En 1959, Melville acceptait l’invitation de Jean-Luc Godard, lui demandant de jouer le rôle de l’écrivain Parvulesco dans À bout de souffle -« Je me suis inspiré de Nabokov étant, comme lui, fin prétentieux, imbu de moi-même, un peu cynique, naïf, etc. » À Jean Seberg, journaliste venue l’interviewer à sa descente d’avion, qui lui demandait: « Quelle est votre plus grande ambition dans la vie?« , il répondait: « Devenir immortel, et puis mourir. » La voie du samouraï…
Le Cinéma selon Jean-Pierre Melville, entretien avec Rui Nogueira, éditions Capricci, 224 pages. ****(*)
Le Cercle rouge
L’actualité melvillienne est double, puisque, à la parution de ses entretiens avec Rui Nogueira, s’ajoute la récente ressortie, en version restaurée 4K, de l’un de ses classiques, Le Cercle rouge, dont il disait qu’il était « une sorte de digest de tous les films policiers que j’ai faits auparavant »; un film qui, 50 ans après sa sortie, en 1970, et son succès fracassant -plus de 4 millions d’entrées en France-, reste un modèle du genre. La première demi-heure est ainsi un morceau d’anthologie qui suit, en montage alterné, Corey (Alain Delon), un truand tout juste libéré de la prison de Marseille, et Vogel (Gian Maria Volonté), un gangster échappant, dans la campagne française, à la garde du commissaire Mattei (Bourvil), les routes des deux malfrats convergeant bientôt inexorablement dans la grisaille d’un matin d’hiver. Et de s’associer à Jansen (Yves Montand), un ex-flic alcoolo doublé d’un tireur d’élite, pour monter un audacieux hold-up visant une bijouterie de la place Vendôme, à Paris.
Avant-dernier opus de Jean-Pierre Melville, Le Cercle rouge est l’oeuvre d’un cinéaste au sommet de son art, exécutant avec une rare maestria ce film de casse. S’il y revisite les figures du genre, le réalisateur les infuse aussi, avec le concours de la photographie funèbre du fidèle Henri Decaë, de ce sentiment de solitude et d’inéluctable qui habite son cinéma. On n’échappe pas à son destin, comme le suggérait la citation liminaire empruntée à Râmakrishna, la fatalité imprégnant les compositions, magistrales, des Delon, Volonté, Montand et Bourvil, remarquable dans un contre-emploi. Un grand film, à redécouvrir d’urgence suivant l’expression consacrée.
- Le Cercle rouge, édité par StudioCanal.

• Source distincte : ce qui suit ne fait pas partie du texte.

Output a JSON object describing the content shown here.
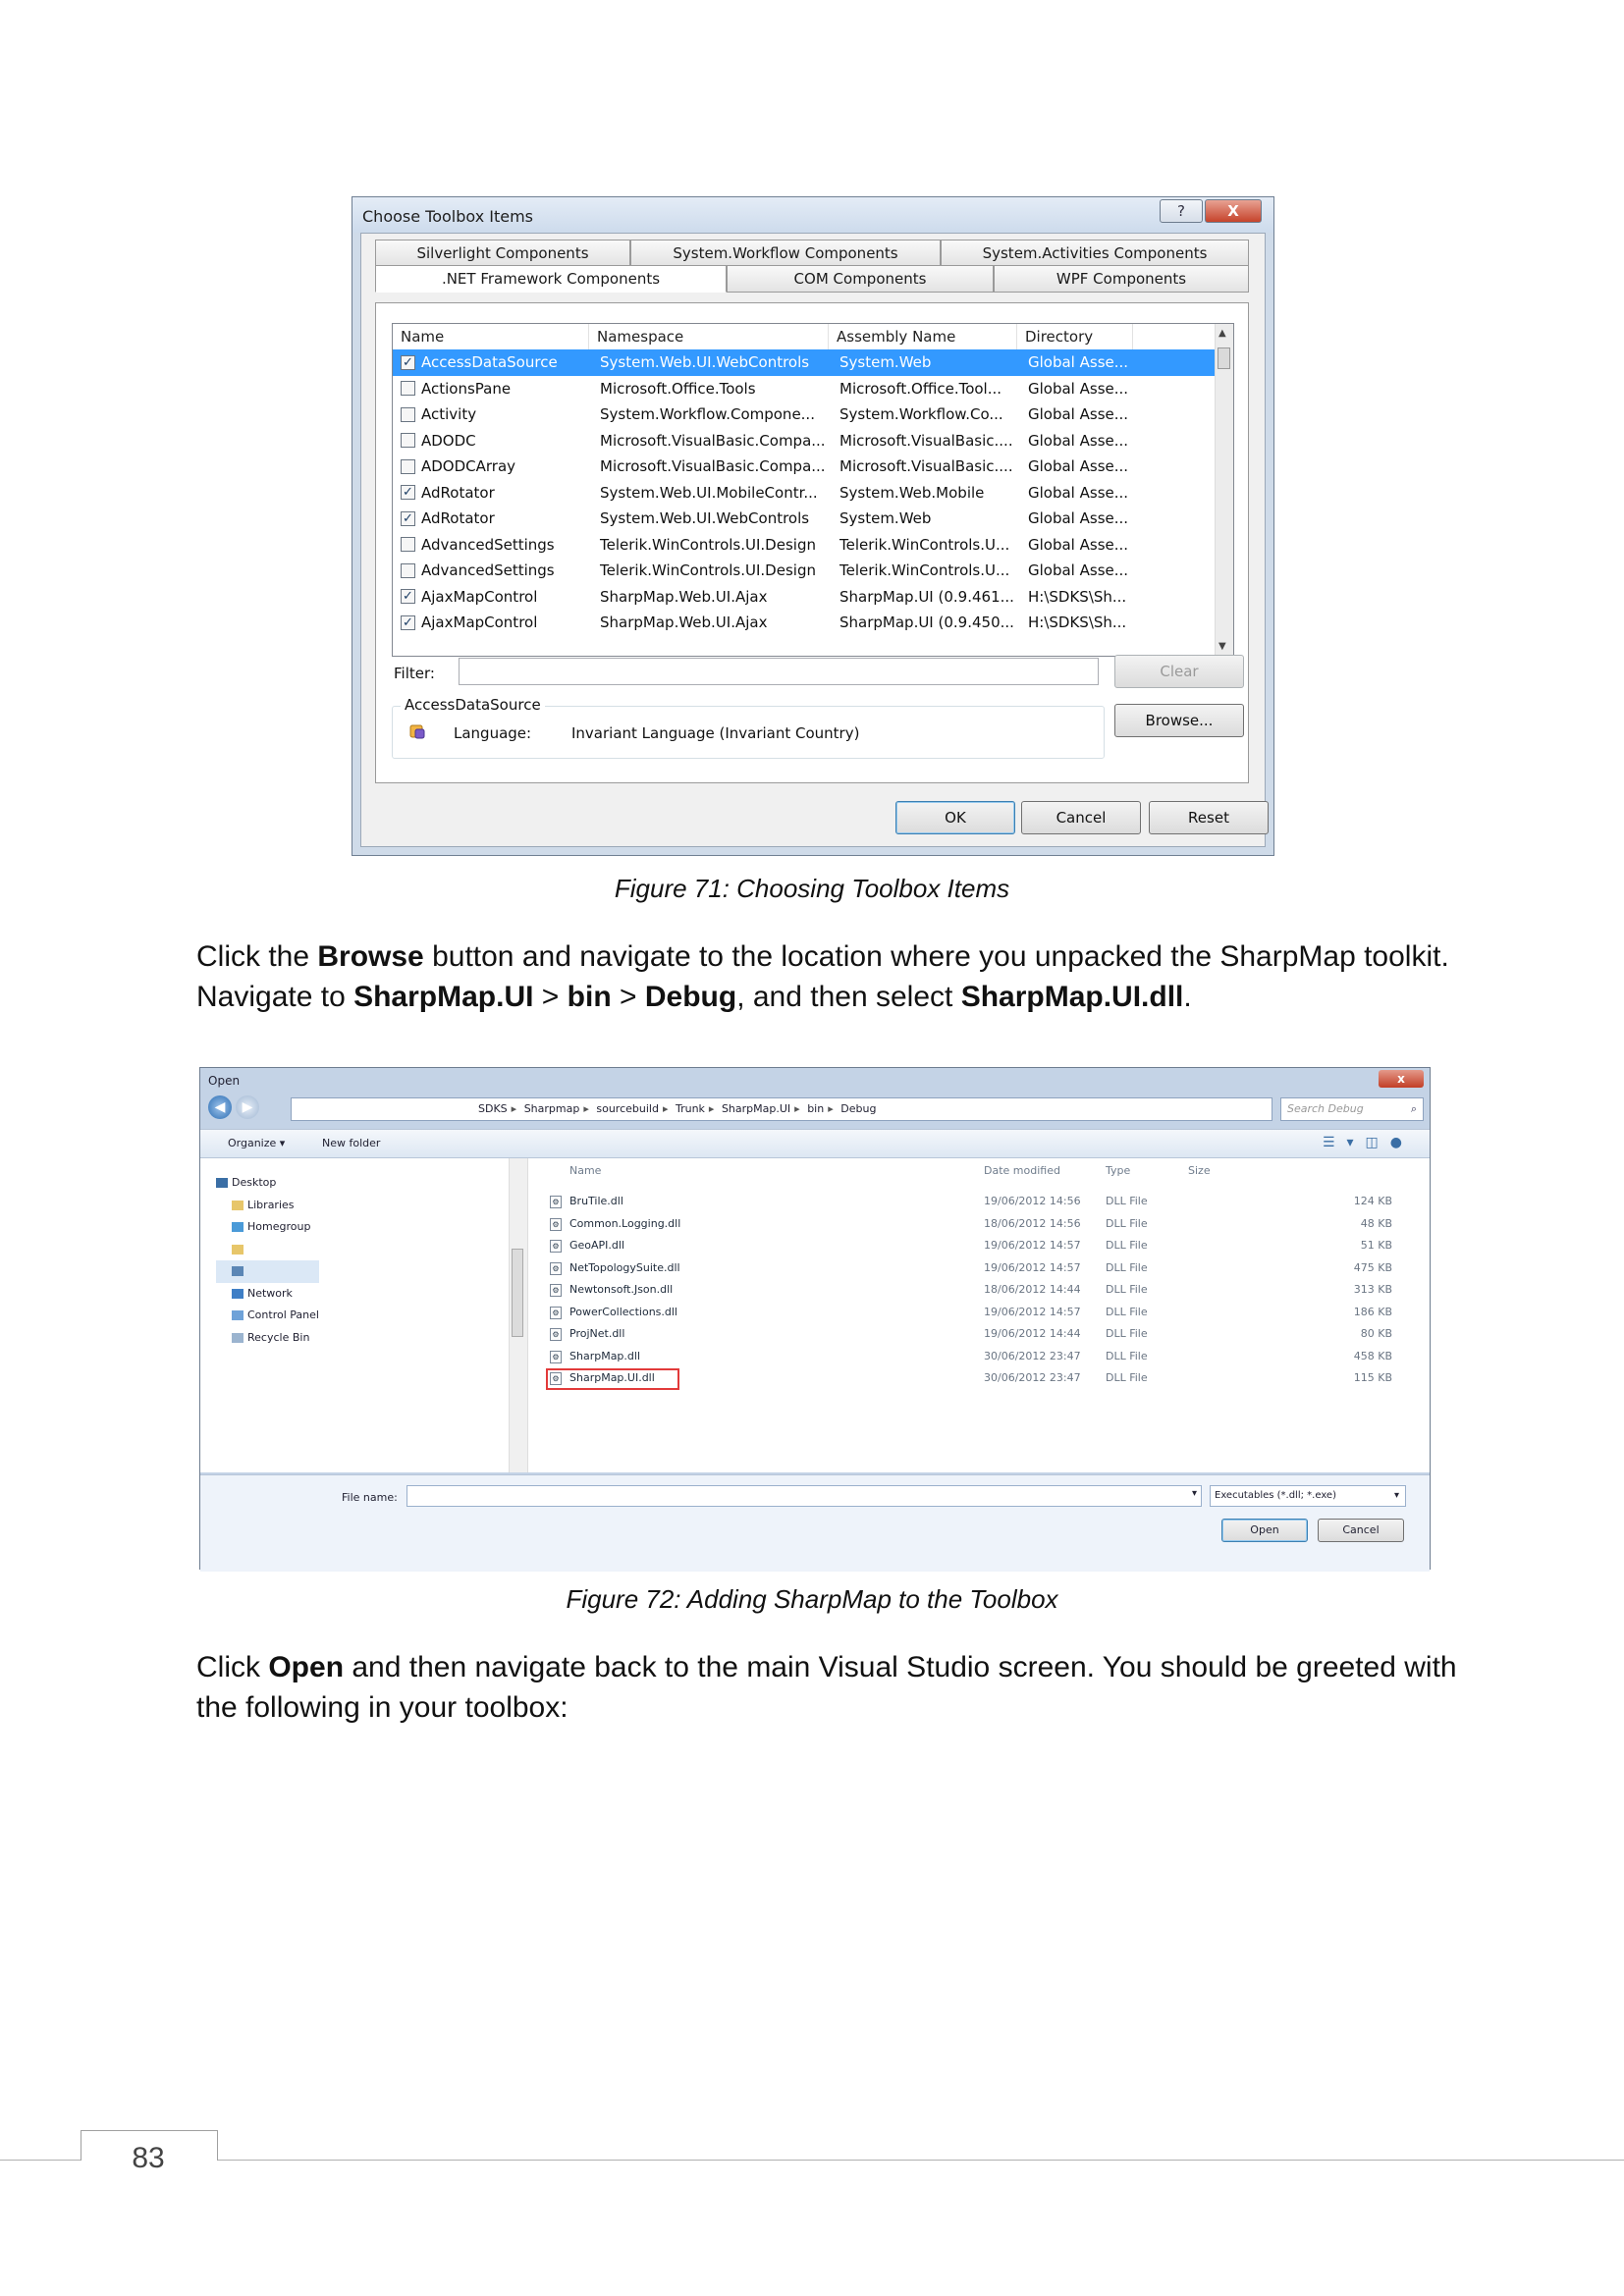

Près de 50 ans après sa mort, le 2 août 1973, Jean-Pierre Melville reste une personnalité sans équivalent dans un paysage cinématographique français où il s’était introduit comme par effraction, pour ensuite construire son oeuvre en marge du système -et cela, même s’il travaillera avec de nombreuses stars, de Belmondo à Delon, de Ventura à Deneuve. Franc-tireur, il a cependant laissé une descendance nombreuse, à commencer par les cinéastes de la Nouvelle Vague, qui verront en lui une figure tutélaire -le Melville des débuts tourne, il est vrai en décors naturels avec une économie de moyens ne pouvant que les inspirer, et Godard l’invitera d’ailleurs à faire une apparition dans À bout de souffle. C’est toutefois son cycle de polars, où il affine et affirme son style film après film (il y en aura six, de Bob le flambeur, en 1955, à Un flic, en 1972) pour tendre toujours plus à l’épure et à l’abstraction, qui suscitera le plus d’émules.
Un affranchi
Melville, dans ses entretiens avec Rui Nogueira, raconte avoir identifié sept plagiats, deux français et cinq américains, de Bob le flambeur et du hold-up du casino de Deauville. Et d’en énumérer quelques-uns, en cinéphile compulsif qu’il était: Seven Thieves, de Henry Hathaway, Ocean’s Eleven, de Lewis Milestone, Mélodie en sous-sol, d’Henri Verneuil, L’Étrange Monsieur Steve, de Raymond Bailly… Plus fondamentalement, on ne compte plus les cinéastes qui, avec le temps, se réclameront peu ou prou de son cinéma. Alain Corneau, bien sûr, auteur d’un film éminemment melvillien avec Police Python 357, avant de réaliser, à 40 ans de distance, un remake du Deuxième souffle. John Woo et Jim Jarmusch également, à qui l’esthétique ultrastylisée et maniériste jusqu’au fétichisme d’un film comme Le Samouraï, inspirera respectivement de The Killer et Ghost Dog.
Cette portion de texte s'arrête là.